Understand: The story of Anton Chekhov is really a paradigm for
what we all face in life. We carry with us traumas and hurts from early
childhood. In our social life, as we get older, we accumulate
disappointments and slights. We too are often haunted by a sense of
worthlessness, of not really deserving the good things in life. We all
have moments of great doubt about ourselves. These emotions can lead
to obsessive thoughts that dominate our minds. They make us curtail
what we experience as a way to manage our anxiety and
disappointments. They make us turn to alcohol or any kind of habit to
numb the pain. Without realizing it, we assume a negative and fearful
attitude toward life. This becomes our self-imposed prison. But this is
not how it has to be. The freedom that Chekhov experienced came
from a choice, a different way of looking at the world, a change in
attitude. We can all follow such a path.


This freedom essentially comes from adopting a generous spirit—
toward others and toward ourselves. By accepting people, by
understanding and if possible even loving them for their human
nature, we can liberate our minds from obsessive and petty emotions.
We can stop reacting to everything people do and say. We can have
some distance and stop ourselves from taking everything personally.
Mental space is freed up for higher pursuits. When we feel generous
toward others, they feel drawn to us and want to match our spirit.

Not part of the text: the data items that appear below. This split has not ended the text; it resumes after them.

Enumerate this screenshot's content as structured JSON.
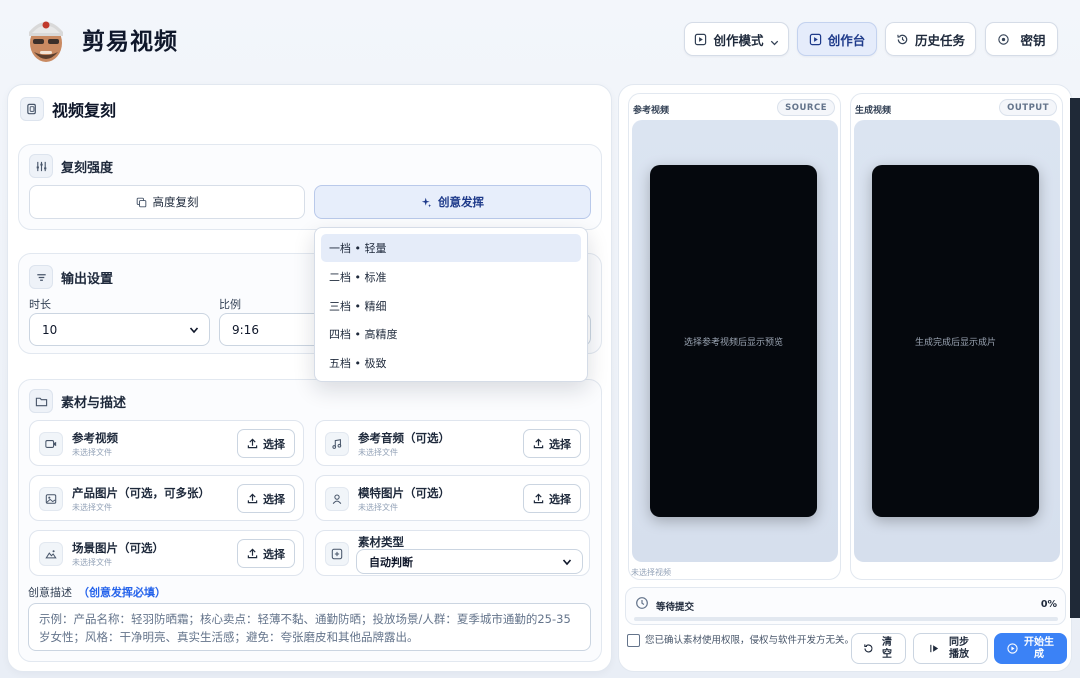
{
  "header": {
    "app_title": "剪易视频",
    "buttons": [
      {
        "label": "创作模式",
        "icon": "play-square-icon",
        "chevron": true
      },
      {
        "label": "创作台",
        "icon": "play-square-icon",
        "active": true
      },
      {
        "label": "历史任务",
        "icon": "history-icon"
      },
      {
        "label": "密钥",
        "icon": "key-icon"
      }
    ]
  },
  "left": {
    "title": "视频复刻",
    "replicate": {
      "title": "复刻强度",
      "high_label": "高度复刻",
      "creative_label": "创意发挥"
    },
    "output": {
      "title": "输出设置",
      "duration_label": "时长",
      "duration_value": "10",
      "ratio_label": "比例",
      "ratio_value": "9:16"
    },
    "dropdown": {
      "options": [
        "一档 • 轻量",
        "二档 • 标准",
        "三档 • 精细",
        "四档 • 高精度",
        "五档 • 极致"
      ],
      "selected_index": 0
    },
    "assets": {
      "title": "素材与描述",
      "pick_label": "选择",
      "no_file": "未选择文件",
      "ref_video": "参考视频",
      "ref_audio": "参考音频（可选）",
      "product_images": "产品图片（可选，可多张）",
      "model_images": "模特图片（可选）",
      "scene_images": "场景图片（可选）",
      "type_label": "素材类型",
      "type_value": "自动判断"
    },
    "description": {
      "label": "创意描述",
      "hint": "（创意发挥必填）",
      "placeholder": "示例：产品名称：轻羽防晒霜；核心卖点：轻薄不黏、通勤防晒；投放场景/人群：夏季城市通勤的25-35 岁女性；风格：干净明亮、真实生活感；避免：夸张磨皮和其他品牌露出。"
    }
  },
  "right": {
    "source": {
      "label": "参考视频",
      "tag": "SOURCE",
      "placeholder": "选择参考视频后显示预览",
      "footer": "未选择视频"
    },
    "output": {
      "label": "生成视频",
      "tag": "OUTPUT",
      "placeholder": "生成完成后显示成片"
    },
    "progress": {
      "label": "等待提交",
      "percent_text": "0%",
      "value": 0
    },
    "consent": "您已确认素材使用权限，侵权与软件开发方无关。",
    "clear_label": "清空",
    "sync_label": "同步播放",
    "start_label": "开始生成",
    "accent_color": "#3b82f6"
  }
}
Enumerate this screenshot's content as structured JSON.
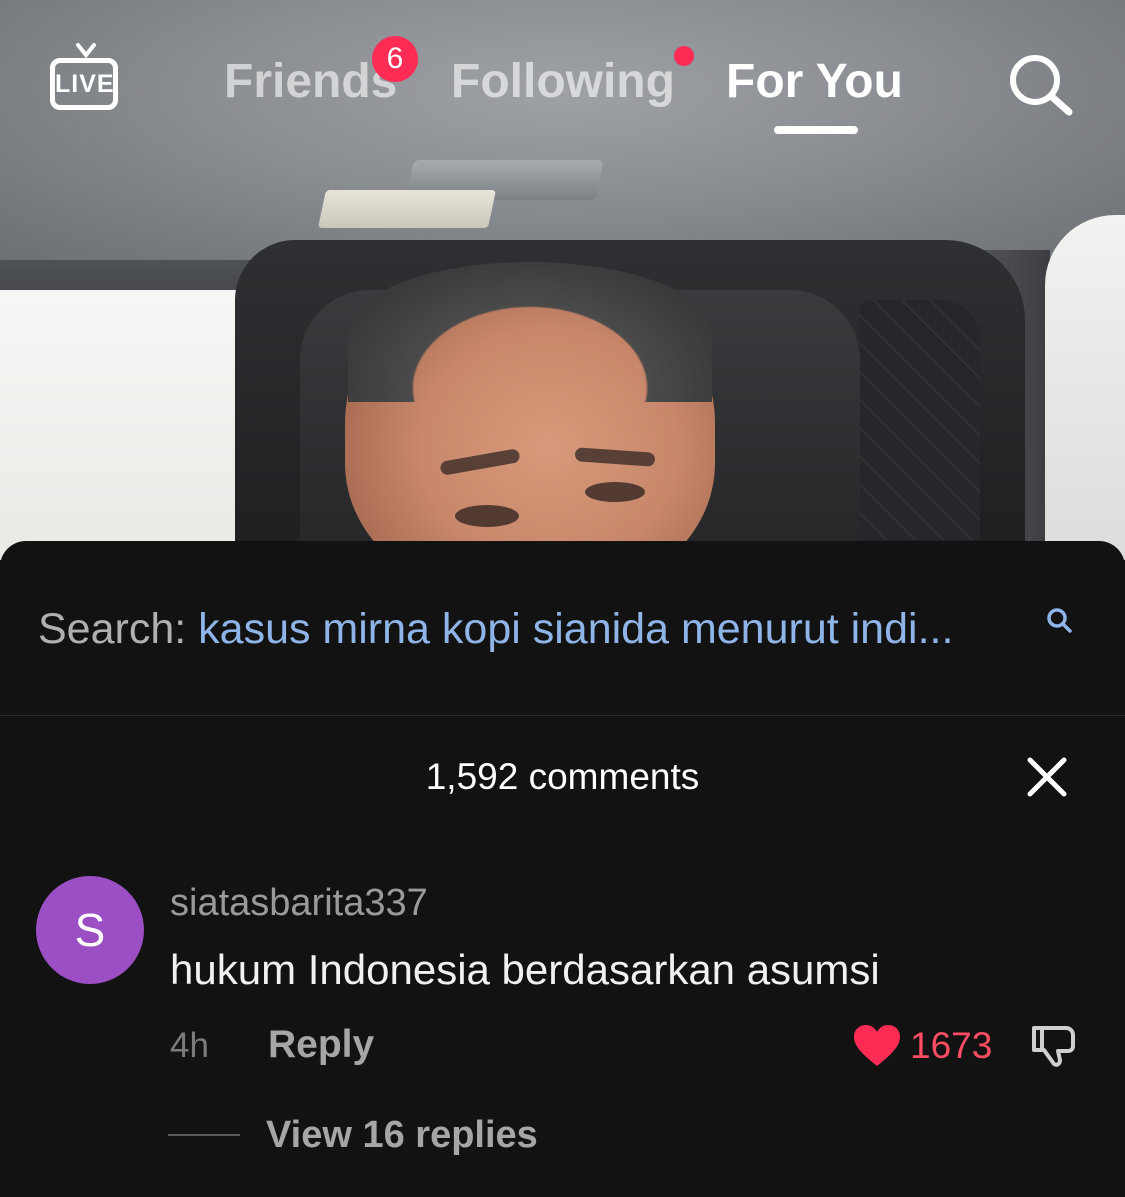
{
  "nav": {
    "live_label": "LIVE",
    "tabs": [
      {
        "label": "Friends",
        "badge": "6"
      },
      {
        "label": "Following"
      },
      {
        "label": "For You",
        "active": true
      }
    ]
  },
  "search": {
    "label": "Search:",
    "query": "kasus mirna kopi sianida menurut indi..."
  },
  "comments": {
    "count_label": "1,592 comments",
    "items": [
      {
        "avatar_initial": "S",
        "avatar_color": "#9c4fc4",
        "username": "siatasbarita337",
        "text": "hukum Indonesia berdasarkan asumsi",
        "time": "4h",
        "reply_label": "Reply",
        "likes": "1673",
        "view_replies": "View 16 replies"
      }
    ]
  },
  "colors": {
    "accent": "#fe2c55",
    "search_query": "#8fb4e8",
    "sheet_bg": "#121212"
  },
  "icons": [
    "tv-live-icon",
    "search-icon",
    "small-search-icon",
    "close-icon",
    "heart-icon",
    "thumbs-down-icon"
  ]
}
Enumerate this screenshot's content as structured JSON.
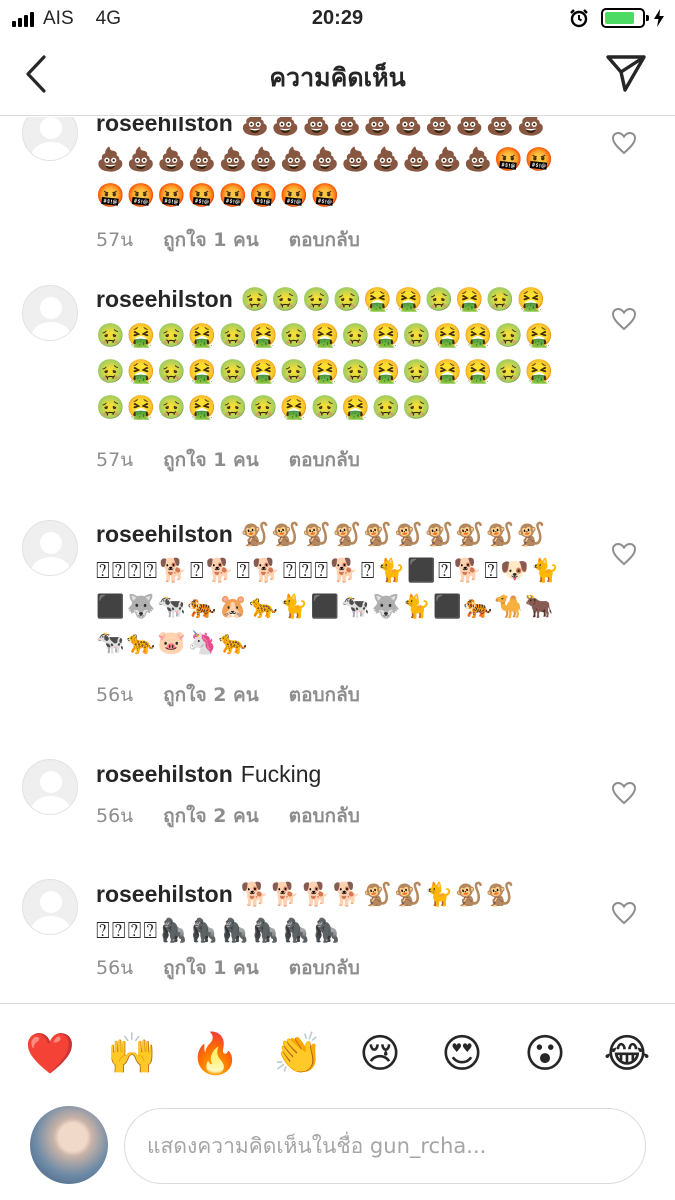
{
  "status_bar": {
    "carrier": "AIS",
    "network": "4G",
    "time": "20:29",
    "battery_level": 0.8
  },
  "nav": {
    "title": "ความคิดเห็น",
    "back_icon": "chevron-left-icon",
    "send_icon": "paper-plane-icon"
  },
  "comments": [
    {
      "username": "roseehilston",
      "text": "💩💩💩💩💩💩💩💩💩💩💩💩💩💩💩💩💩💩💩💩💩💩💩🤬🤬🤬🤬🤬🤬🤬🤬🤬🤬",
      "time": "57น",
      "likes": "ถูกใจ 1 คน",
      "reply": "ตอบกลับ"
    },
    {
      "username": "roseehilston",
      "text": "🤢🤢🤢🤢🤮🤮🤢🤮🤢🤮🤢🤮🤢🤮🤢🤮🤢🤮🤢🤮🤢🤮🤮🤢🤮🤢🤮🤢🤮🤢🤮🤢🤮🤢🤮🤢🤮🤮🤢🤮🤢🤮🤢🤮🤢🤢🤮🤢🤮🤢🤢",
      "time": "57น",
      "likes": "ถูกใจ 1 คน",
      "reply": "ตอบกลับ"
    },
    {
      "username": "roseehilston",
      "text": "🐒🐒🐒🐒🐒🐒🐒🐒🐒🐒⍰⍰⍰⍰🐕⍰🐕⍰🐕⍰⍰⍰🐕⍰🐈⬛⍰🐕⍰🐶🐈⬛🐺🐄🐅🐹🐆🐈⬛🐄🐺🐈⬛🐅🐪🐂🐄🐆🐷🦄🐆",
      "time": "56น",
      "likes": "ถูกใจ 2 คน",
      "reply": "ตอบกลับ"
    },
    {
      "username": "roseehilston",
      "text": "Fucking",
      "time": "56น",
      "likes": "ถูกใจ 2 คน",
      "reply": "ตอบกลับ"
    },
    {
      "username": "roseehilston",
      "text": "🐕🐕🐕🐕🐒🐒🐈🐒🐒⍰⍰⍰⍰🦍🦍🦍🦍🦍🦍",
      "time": "56น",
      "likes": "ถูกใจ 1 คน",
      "reply": "ตอบกลับ"
    }
  ],
  "emoji_bar": [
    "❤️",
    "🙌",
    "🔥",
    "👏",
    "😢",
    "😍",
    "😮",
    "😂"
  ],
  "composer": {
    "placeholder": "แสดงความคิดเห็นในชื่อ gun_rcha..."
  }
}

When we feel generous toward ourselves, we no longer feel the need to
bow and scrape and play the game of false humility while secretly
resenting our lack of success. Through our work and through getting
what we need on our own, without depending on others, we can stand
tall and realize our potential as humans. We can stop reproducing the
negative emotions around us. Once we feel the exhilarating power
from this new attitude, we will want to take it as far as possible.
Years later, in a letter to a friend, Chekhov tried to summarize his
experience in Taganrog, referring to himself in the third person: “Write
about how this young man squeezes the slave out of himself drop by
drop and how one fine morning he awakes to find that the blood
coursing through his veins is no longer the blood of a slave but that of a
real human being.”
The greatest discovery of my generation is the fact that human beings can
alter their lives by altering their attitudes of mind.